What the new study found
Researchers used sea surface temperature data dating back to 1870 to estimate AMOC current strength over time. Projecting forward from the gradual weakening of the system, they estimated it will collapse between 2025 and 2095, with the most likely date being around midcentury.
What a collapse would mean
In addition to colder weather at northern latitudes, an AMOC collapse would have wide-ranging effects including increased sea level rise in the Atlantic, a drop in precipitation over Europe and North America, and shifts in monsoon patterns in South America and Africa, Reuters reported in 2021, citing a British government agency.
Such events are not unprecedented. The Washington Post looked back at the end of the last ice age, when studies suggest a “flood of freshwater spilled into the Atlantic, halting the AMOC and plunging much of the Northern Hemisphere — especially Europe — into deep cold” that lasted 1,000 years.
Why some scientists are pushing back
Previous estimates about when a possible collapse of the current might occur have been much less dire. In 2019, the Intergovernmental Panel on Climate Change projected that the AMOC would weaken in this century, but that total collapse within the next 300 years was likely only under the worst-case scenarios.

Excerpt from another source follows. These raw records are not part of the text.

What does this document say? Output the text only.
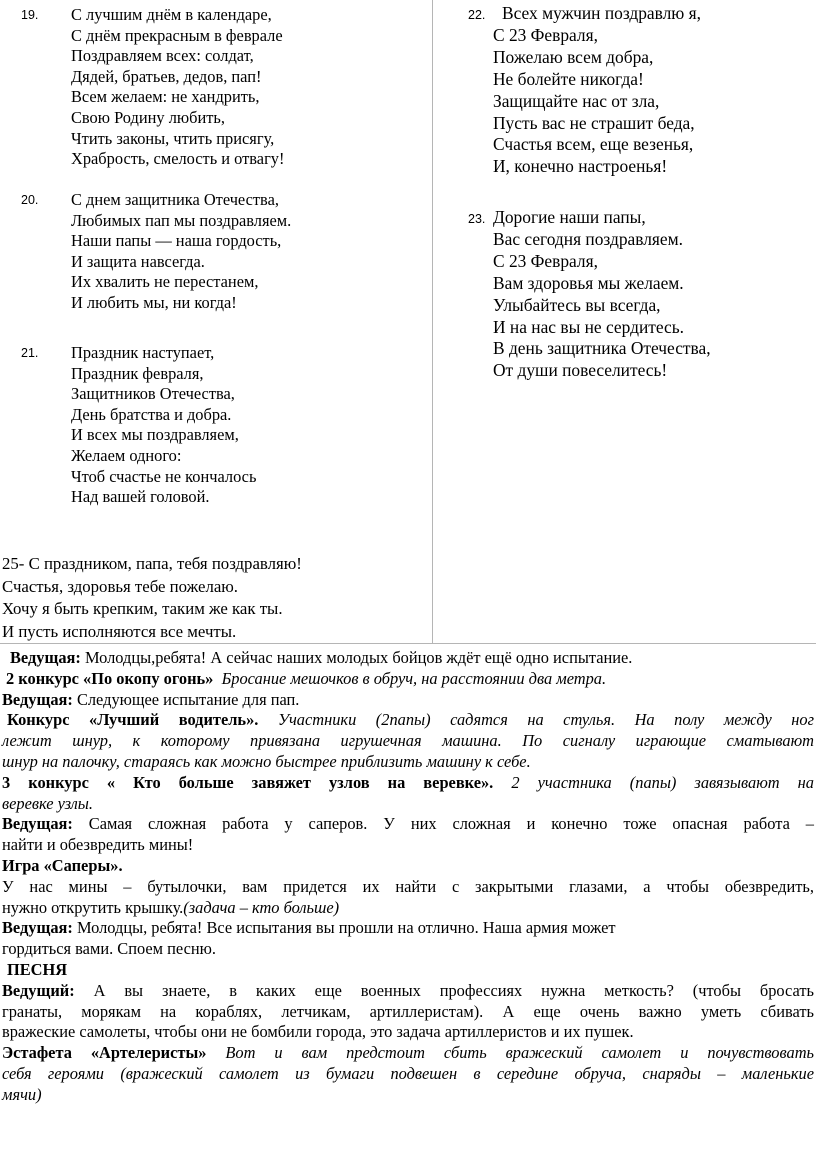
19. С лучшим днём в календаре,
С днём прекрасным в феврале
Поздравляем всех: солдат,
Дядей, братьев, дедов, пап!
Всем желаем: не хандрить,
Свою Родину любить,
Чтить законы, чтить присягу,
Храбрость, смелость и отвагу!
20. С днем защитника Отечества,
Любимых пап мы поздравляем.
Наши папы — наша гордость,
И защита навсегда.
Их хвалить не перестанем,
И любить мы, ни когда!
21. Праздник наступает,
Праздник февраля,
Защитников Отечества,
День братства и добра.
И всех мы поздравляем,
Желаем одного:
Чтоб счастье не кончалось
Над вашей головой.
22. Всех мужчин поздравлю я,
С 23 Февраля,
Пожелаю всем добра,
Не болейте никогда!
Защищайте нас от зла,
Пусть вас не страшит беда,
Счастья всем, еще везенья,
И, конечно настроенья!
23. Дорогие наши папы,
Вас сегодня поздравляем.
С 23 Февраля,
Вам здоровья мы желаем.
Улыбайтесь вы всегда,
И на нас вы не сердитесь.
В день защитника Отечества,
От души повеселитесь!
25- С праздником, папа, тебя поздравляю!
Счастья, здоровья тебе пожелаю.
Хочу я быть крепким, таким же как ты.
И пусть исполняются все мечты.

Ведущая: Молодцы,ребята! А сейчас наших молодых бойцов ждёт ещё одно испытание.

2 конкурс «По окопу огонь» Бросание мешочков в обруч, на расстоянии два метра.

Ведущая: Следующее испытание для пап.

Конкурс «Лучший водитель». Участники (2папы) садятся на стулья. На полу между ног
лежит шнур, к которому привязана игрушечная машина. По сигналу играющие сматывают
шнур на палочку, стараясь как можно быстрее приблизить машину к себе.

3 конкурс « Кто больше завяжет узлов на веревке». 2 участника (папы) завязывают на
веревке узлы.

Ведущая: Самая сложная работа у саперов. У них сложная и конечно тоже опасная работа –
найти и обезвредить мины!

Игра «Саперы».

У нас мины – бутылочки, вам придется их найти с закрытыми глазами, а чтобы обезвредить,
нужно открутить крышку.(задача – кто больше)

Ведущая: Молодцы, ребята! Все испытания вы прошли на отлично. Наша армия может
гордиться вами. Споем песню.

ПЕСНЯ

Ведущий: А вы знаете, в каких еще военных профессиях нужна меткость? (чтобы бросать
гранаты, морякам на кораблях, летчикам, артиллеристам). А еще очень важно уметь сбивать
вражеские самолеты, чтобы они не бомбили города, это задача артиллеристов и их пушек.

Эстафета «Артелеристы» Вот и вам предстоит сбить вражеский самолет и почувствовать
себя героями (вражеский самолет из бумаги подвешен в середине обруча, снаряды – маленькие
мячи)
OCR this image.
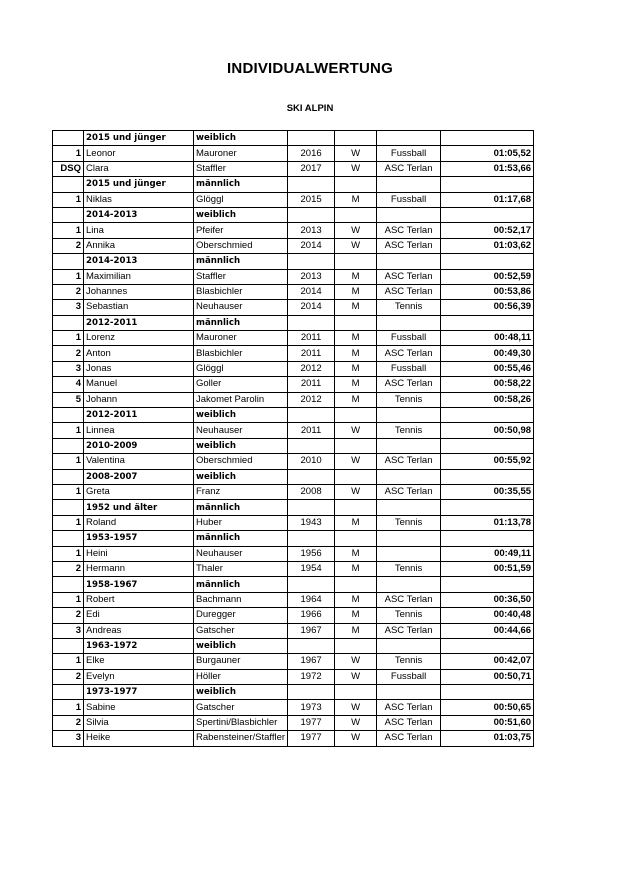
INDIVIDUALWERTUNG
SKI ALPIN
	2015 und jünger	weiblich				
1	Leonor	Mauroner	2016	W	Fussball	01:05,52
DSQ	Clara	Staffler	2017	W	ASC Terlan	01:53,66
	2015 und jünger	männlich				
1	Niklas	Glöggl	2015	M	Fussball	01:17,68
	2014-2013	weiblich				
1	Lina	Pfeifer	2013	W	ASC Terlan	00:52,17
2	Annika	Oberschmied	2014	W	ASC Terlan	01:03,62
	2014-2013	männlich				
1	Maximilian	Staffler	2013	M	ASC Terlan	00:52,59
2	Johannes	Blasbichler	2014	M	ASC Terlan	00:53,86
3	Sebastian	Neuhauser	2014	M	Tennis	00:56,39
	2012-2011	männlich				
1	Lorenz	Mauroner	2011	M	Fussball	00:48,11
2	Anton	Blasbichler	2011	M	ASC Terlan	00:49,30
3	Jonas	Glöggl	2012	M	Fussball	00:55,46
4	Manuel	Goller	2011	M	ASC Terlan	00:58,22
5	Johann	Jakomet Parolin	2012	M	Tennis	00:58,26
	2012-2011	weiblich				
1	Linnea	Neuhauser	2011	W	Tennis	00:50,98
	2010-2009	weiblich				
1	Valentina	Oberschmied	2010	W	ASC Terlan	00:55,92
	2008-2007	weiblich				
1	Greta	Franz	2008	W	ASC Terlan	00:35,55
	1952 und älter	männlich				
1	Roland	Huber	1943	M	Tennis	01:13,78
	1953-1957	männlich				
1	Heini	Neuhauser	1956	M		00:49,11
2	Hermann	Thaler	1954	M	Tennis	00:51,59
	1958-1967	männlich				
1	Robert	Bachmann	1964	M	ASC Terlan	00:36,50
2	Edi	Duregger	1966	M	Tennis	00:40,48
3	Andreas	Gatscher	1967	M	ASC Terlan	00:44,66
	1963-1972	weiblich				
1	Elke	Burgauner	1967	W	Tennis	00:42,07
2	Evelyn	Höller	1972	W	Fussball	00:50,71
	1973-1977	weiblich				
1	Sabine	Gatscher	1973	W	ASC Terlan	00:50,65
2	Silvia	Spertini/Blasbichler	1977	W	ASC Terlan	00:51,60
3	Heike	Rabensteiner/Staffler	1977	W	ASC Terlan	01:03,75
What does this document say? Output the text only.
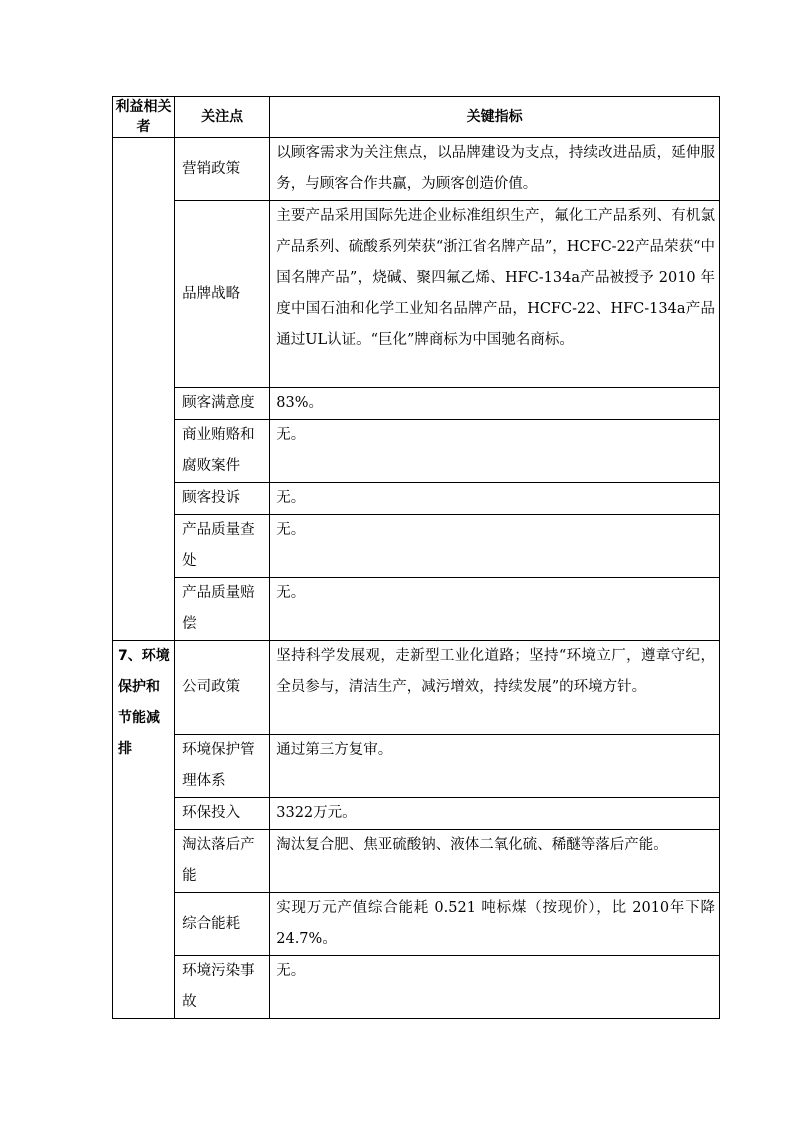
利益相关者	关注点	关键指标
	营销政策	以顾客需求为关注焦点，以品牌建设为支点，持续改进品质，延伸服务，与顾客合作共赢，为顾客创造价值。
	品牌战略	主要产品采用国际先进企业标准组织生产，氟化工产品系列、有机氯产品系列、硫酸系列荣获“浙江省名牌产品”，HCFC-22产品荣获“中国名牌产品”，烧碱、聚四氟乙烯、HFC-134a产品被授予 2010 年度中国石油和化学工业知名品牌产品，HCFC-22、HFC-134a产品通过UL认证。“巨化”牌商标为中国驰名商标。
	顾客满意度	83%。
	商业贿赂和腐败案件	无。
	顾客投诉	无。
	产品质量查处	无。
	产品质量赔偿	无。
7、环境保护和节能减排	公司政策	坚持科学发展观，走新型工业化道路；坚持“环境立厂，遵章守纪，全员参与，清洁生产，减污增效，持续发展”的环境方针。
	环境保护管理体系	通过第三方复审。
	环保投入	3322万元。
	淘汰落后产能	淘汰复合肥、焦亚硫酸钠、液体二氧化硫、稀醚等落后产能。
	综合能耗	实现万元产值综合能耗 0.521 吨标煤（按现价），比 2010年下降 24.7%。
	环境污染事故	无。
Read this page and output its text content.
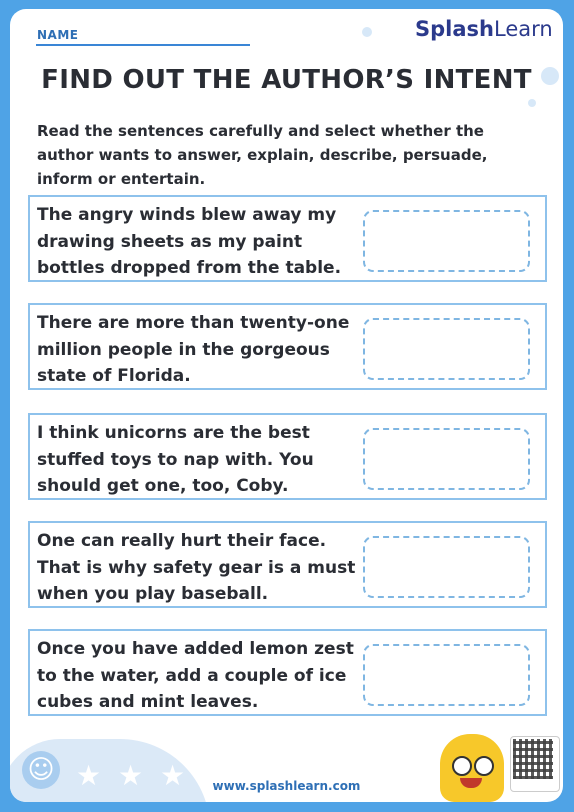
NAME	SplashLearn
FIND OUT THE AUTHOR’S INTENT
Read the sentences carefully and select whether the author wants to answer, explain, describe, persuade, inform or entertain.
The angry winds blew away my drawing sheets as my paint bottles dropped from the table.
There are more than twenty-one million people in the gorgeous state of Florida.
I think unicorns are the best stuffed toys to nap with. You should get one, too, Coby.
One can really hurt their face. That is why safety gear is a must when you play baseball.
Once you have added lemon zest to the water, add a couple of ice cubes and mint leaves.
☺ ★ ★ ★	www.splashlearn.com
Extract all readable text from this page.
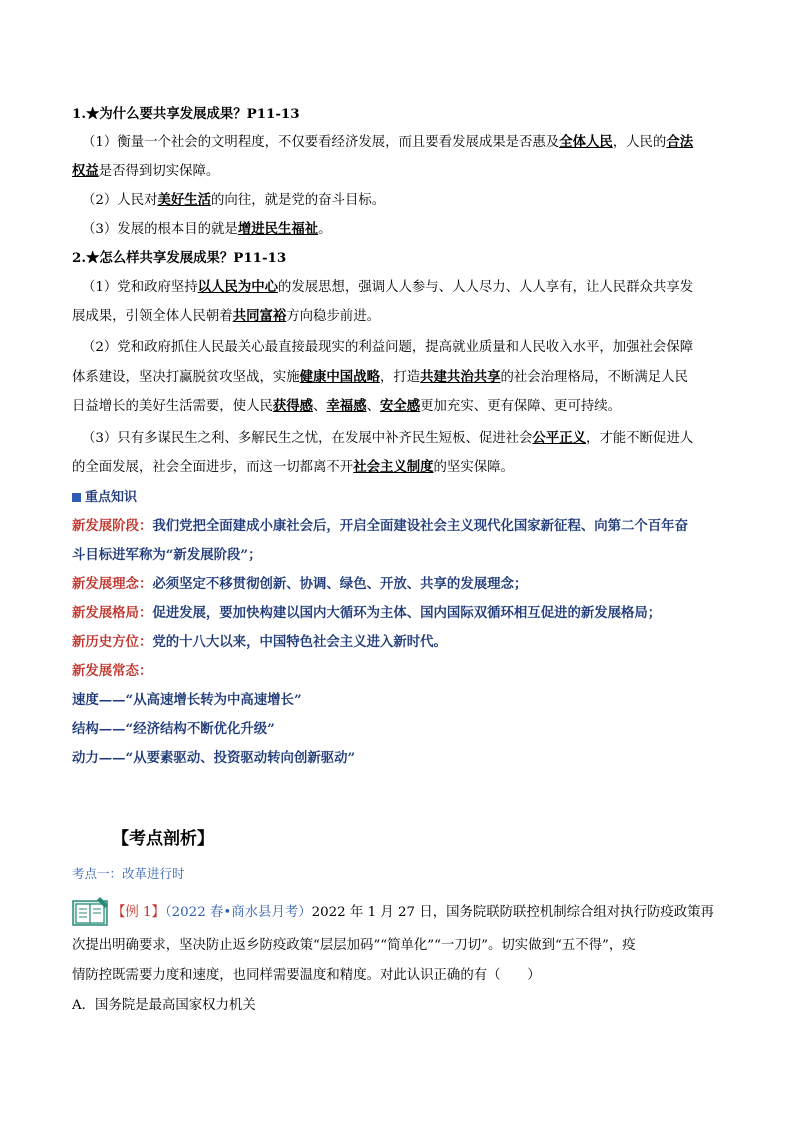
1.★为什么要共享发展成果？P11-13
（1）衡量一个社会的文明程度，不仅要看经济发展，而且要看发展成果是否惠及全体人民，人民的合法
权益是否得到切实保障。
（2）人民对美好生活的向往，就是党的奋斗目标。
（3）发展的根本目的就是增进民生福祉。
2.★怎么样共享发展成果？P11-13
（1）党和政府坚持以人民为中心的发展思想，强调人人参与、人人尽力、人人享有，让人民群众共享发
展成果，引领全体人民朝着共同富裕方向稳步前进。
（2）党和政府抓住人民最关心最直接最现实的利益问题，提高就业质量和人民收入水平，加强社会保障
体系建设，坚决打赢脱贫攻坚战，实施健康中国战略，打造共建共治共享的社会治理格局，不断满足人民
日益增长的美好生活需要，使人民获得感、幸福感、安全感更加充实、更有保障、更可持续。
（3）只有多谋民生之利、多解民生之忧，在发展中补齐民生短板、促进社会公平正义，才能不断促进人
的全面发展，社会全面进步，而这一切都离不开社会主义制度的坚实保障。
重点知识
新发展阶段：我们党把全面建成小康社会后，开启全面建设社会主义现代化国家新征程、向第二个百年奋
斗目标进军称为“新发展阶段”；
新发展理念：必须坚定不移贯彻创新、协调、绿色、开放、共享的发展理念；
新发展格局：促进发展，要加快构建以国内大循环为主体、国内国际双循环相互促进的新发展格局；
新历史方位：党的十八大以来，中国特色社会主义进入新时代。
新发展常态：
速度——“从高速增长转为中高速增长”
结构——“经济结构不断优化升级”
动力——“从要素驱动、投资驱动转向创新驱动”
【考点剖析】
考点一：改革进行时
【例 1】（2022 春•商水县月考）2022 年 1 月 27 日，国务院联防联控机制综合组对执行防疫政策再
次提出明确要求，坚决防止返乡防疫政策“层层加码”“简单化”“一刀切”。切实做到“五不得”，疫
情防控既需要力度和速度，也同样需要温度和精度。对此认识正确的有（　　）
A．国务院是最高国家权力机关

Some scientists say it is premature to revise that assessment. They argue that there are too many different factors affecting the current to project exactly if and when it will collapse.
“We know that there is a possibility that AMOC could stop what it’s doing now at some point, but it’s really hard to have certainty about that,” Penny Holliday, head of the Marine Physics and Ocean Climate group at the National Oceanography Centre, a British research institute, told the BBC.
The fact that the study used past ocean surface temperatures as a proxy for AMOC strength — since actual data on the AMOC itself only goes back to 2004 — is a limitation, according to some.
The points of consensus among researchers are that imminent AMOC collapse is a very disturbing possibility and further study is needed.
“There is still large uncertainty where the AMOC tipping point is, but the new study adds to the evidence that it is much closer than we thought,” Stefan Rahmstorf, a professor of physics of the oceans at the University of Potsdam in Germany, told the Guardian.
“Although the study probably overstates odds this century, uncertainty is high & the potential consequences of an AMOC disruption are extremely high,” tweeted Daniel Swain, a climate scientist at UCLA.
However, Peter Ditlevsen, a professor of climate physics at the University of Copenhagen and one of the authors of the report, told CNN that he and his co-authors are “very confident that this is a robust result.”
“It’s really scary,” he said. “This is not something you would lightly put into papers.”